Parler de la foi du père Querbes c’est souligner son sentiment profond de la présence de Dieu, une présence aimante. C’est dans les événements qu’il écoute ce que Dieu lui dit. C’est à travers les événements et ses préoccupations qu’il lui parle. Ainsi a-t-il perçu l’appel de Dieu à faire naître son association.
Il recherche la volonté de Dieu et pour le Serviteur de Dieu, c’est plus qu’une formule! Il affirme avec foi que Dieu est là, dans l’événement. Parler de la foi du père Querbes c’est donc entrer dans sa recherche attentive parce qu’aimante de Dieu, une adhésion à sa volonté. L’idéal du sage, dit Ben Sirac de Sage, c’est une oreille qui écoute.
Au père Champagneur qui s’inquiétait de sa charge et des tracas de toutes sortes, le père Querbes adresse ces paroles :
Soyez toujours indulgent et patient, attendez les moments marqués par la divine Providence.
Voilà la conviction profonde du père Querbes, celle sur laquelle il fonde son espérance : Dieu y pourvoira. C’est le sentiment de la présence agissante et bienveillante de Dieu pour ses enfants. L’audace du père Querbes pour sa fondation naissante lui vient de cette confiance qui, en définitive, est une foi avec… une foi partagée.
Le père Querbes continue de nous interpeller :
Comment peut-on attendre beaucoup de la Providence de Dieu qu’on ne voit pas si on n’espère rien dans son frère qu’on voit?
Finalement, quelques mots sur le sens de la charité chez Louis Querbes. Le sentiment de la présence de Dieu l’a amené à interpréter les événements comme autant de signes, d’appels ou de grâces qu’il reçoit de la part de Dieu et auxquels il doit répondre. La charité chez lui implique une lecture des signes des temps qui se traduit par deux éléments fondamentaux : l’urgence d’agir et un zèle remarquable.
Dieu parle par les événements du moment et appelle une réponse zélée, c’est-à-dire qui se fixe moins sur les efforts personnels que sur le miracle qui se produit lorsque nous nous rendons disponibles à ce que l’inattendu de Dieu se produise. Dans la bouche de Querbes zèle est synonyme de charité. L’humilité profonde, c’est celle qui tourne notre regard vers la terre, ce qui a été créé et voir déjà en Dieu le devenir promis.
Je termine cette homélie en empruntant les mots de notre cher pape François. Ils résument bien ce que produit une vie bien ancrée sur les vertus fondamentales des chrétiens :
Quand nous rêvons de grandes choses, de belles choses, nous nous approchons du rêve de Dieu, des choses dont Dieu rêve à notre sujet.

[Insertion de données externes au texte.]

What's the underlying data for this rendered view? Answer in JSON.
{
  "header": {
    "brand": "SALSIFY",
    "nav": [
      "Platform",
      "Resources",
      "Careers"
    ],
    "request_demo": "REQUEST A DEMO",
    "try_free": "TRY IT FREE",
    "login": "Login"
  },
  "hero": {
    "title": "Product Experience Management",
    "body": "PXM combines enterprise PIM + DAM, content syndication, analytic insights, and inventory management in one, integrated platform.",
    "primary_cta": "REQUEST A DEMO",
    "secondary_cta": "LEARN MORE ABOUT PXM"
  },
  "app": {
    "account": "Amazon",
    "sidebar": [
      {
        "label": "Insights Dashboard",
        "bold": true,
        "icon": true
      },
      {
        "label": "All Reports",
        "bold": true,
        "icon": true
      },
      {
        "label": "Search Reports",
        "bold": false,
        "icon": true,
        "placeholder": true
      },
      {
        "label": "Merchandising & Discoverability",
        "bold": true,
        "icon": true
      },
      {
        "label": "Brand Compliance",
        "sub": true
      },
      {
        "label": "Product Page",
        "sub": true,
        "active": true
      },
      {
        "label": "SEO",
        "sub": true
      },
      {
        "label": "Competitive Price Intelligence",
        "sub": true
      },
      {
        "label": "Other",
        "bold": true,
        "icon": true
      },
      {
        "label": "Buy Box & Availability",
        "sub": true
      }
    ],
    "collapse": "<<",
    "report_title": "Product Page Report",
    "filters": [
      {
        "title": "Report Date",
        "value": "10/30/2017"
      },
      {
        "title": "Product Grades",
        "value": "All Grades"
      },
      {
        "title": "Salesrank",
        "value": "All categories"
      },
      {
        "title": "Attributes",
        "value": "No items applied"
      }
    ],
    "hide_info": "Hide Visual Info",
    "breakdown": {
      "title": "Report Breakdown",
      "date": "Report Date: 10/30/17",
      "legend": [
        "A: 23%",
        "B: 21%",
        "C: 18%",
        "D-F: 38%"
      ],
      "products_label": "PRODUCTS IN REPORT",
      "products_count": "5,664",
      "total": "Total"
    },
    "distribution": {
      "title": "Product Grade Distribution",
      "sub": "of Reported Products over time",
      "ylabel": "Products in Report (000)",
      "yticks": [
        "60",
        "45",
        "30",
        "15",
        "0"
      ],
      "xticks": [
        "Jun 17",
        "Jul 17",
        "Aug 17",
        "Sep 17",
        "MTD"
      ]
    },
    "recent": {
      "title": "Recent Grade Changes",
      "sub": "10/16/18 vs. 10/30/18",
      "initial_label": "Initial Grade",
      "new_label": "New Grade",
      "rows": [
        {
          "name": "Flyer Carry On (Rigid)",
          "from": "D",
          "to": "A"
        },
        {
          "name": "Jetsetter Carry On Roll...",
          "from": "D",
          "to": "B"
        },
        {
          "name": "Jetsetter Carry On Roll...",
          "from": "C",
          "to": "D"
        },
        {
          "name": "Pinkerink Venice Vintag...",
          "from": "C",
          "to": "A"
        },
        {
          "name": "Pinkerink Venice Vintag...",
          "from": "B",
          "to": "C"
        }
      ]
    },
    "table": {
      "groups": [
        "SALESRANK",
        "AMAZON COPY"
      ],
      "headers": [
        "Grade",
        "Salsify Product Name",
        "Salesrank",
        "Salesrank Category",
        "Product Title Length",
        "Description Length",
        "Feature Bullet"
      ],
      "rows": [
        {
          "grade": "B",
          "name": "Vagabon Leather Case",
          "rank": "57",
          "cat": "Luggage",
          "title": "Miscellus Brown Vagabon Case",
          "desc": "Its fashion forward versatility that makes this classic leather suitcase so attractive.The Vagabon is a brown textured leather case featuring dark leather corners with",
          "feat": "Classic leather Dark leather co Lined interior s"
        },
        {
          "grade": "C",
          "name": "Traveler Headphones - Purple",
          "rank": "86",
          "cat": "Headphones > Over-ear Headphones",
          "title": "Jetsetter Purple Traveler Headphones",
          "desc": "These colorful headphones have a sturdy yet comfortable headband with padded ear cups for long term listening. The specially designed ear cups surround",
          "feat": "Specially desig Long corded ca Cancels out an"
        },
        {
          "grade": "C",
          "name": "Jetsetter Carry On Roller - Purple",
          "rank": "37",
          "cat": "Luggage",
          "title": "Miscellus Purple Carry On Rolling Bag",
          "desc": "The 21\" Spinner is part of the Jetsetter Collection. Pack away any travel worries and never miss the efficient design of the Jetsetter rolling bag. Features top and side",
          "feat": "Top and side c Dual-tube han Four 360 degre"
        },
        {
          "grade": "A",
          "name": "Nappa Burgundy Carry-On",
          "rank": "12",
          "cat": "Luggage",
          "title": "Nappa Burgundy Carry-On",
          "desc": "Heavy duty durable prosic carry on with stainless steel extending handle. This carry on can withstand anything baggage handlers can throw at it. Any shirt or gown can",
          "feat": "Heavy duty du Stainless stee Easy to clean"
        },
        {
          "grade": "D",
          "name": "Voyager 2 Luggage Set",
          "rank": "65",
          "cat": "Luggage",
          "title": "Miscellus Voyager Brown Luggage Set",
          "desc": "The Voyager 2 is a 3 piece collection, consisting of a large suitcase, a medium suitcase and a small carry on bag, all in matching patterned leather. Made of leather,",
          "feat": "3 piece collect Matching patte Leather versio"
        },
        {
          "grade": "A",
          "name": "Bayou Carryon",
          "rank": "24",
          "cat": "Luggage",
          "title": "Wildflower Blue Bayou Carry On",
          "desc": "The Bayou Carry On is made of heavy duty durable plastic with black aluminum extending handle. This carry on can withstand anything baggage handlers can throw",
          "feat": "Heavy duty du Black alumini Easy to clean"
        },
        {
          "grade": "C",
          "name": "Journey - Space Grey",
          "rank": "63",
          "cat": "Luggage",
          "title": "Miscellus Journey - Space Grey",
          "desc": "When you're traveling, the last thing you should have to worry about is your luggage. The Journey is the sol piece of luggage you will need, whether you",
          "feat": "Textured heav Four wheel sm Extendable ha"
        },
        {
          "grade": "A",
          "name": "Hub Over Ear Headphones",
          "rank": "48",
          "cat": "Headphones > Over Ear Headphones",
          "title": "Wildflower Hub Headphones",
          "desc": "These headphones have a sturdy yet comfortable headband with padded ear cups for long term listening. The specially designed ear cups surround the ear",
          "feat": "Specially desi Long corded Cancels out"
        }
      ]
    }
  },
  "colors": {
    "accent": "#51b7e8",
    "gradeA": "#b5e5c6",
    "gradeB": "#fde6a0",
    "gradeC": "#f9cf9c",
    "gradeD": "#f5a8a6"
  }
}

Voilà ce qui réveille le monde, mission qu’il a spécifiquement confiée à tous les religieux en 2015. Entrons donc dans la confiance et travaillons dans la beauté de la maison commune! Changer notre monde, c’est une attitude de cœur et de foi qui accapare chaque instant de la vie!
Père Querbes, votre bénédiction prononcée le 29 août 1859 nous touche le cœur et nous motive toujours à ce qu’aimé et adoré soit Jésus!
Alain Ambeault, CSV
Source :
Bulletin d’information – Septembre 2019 – No 222 (PDF).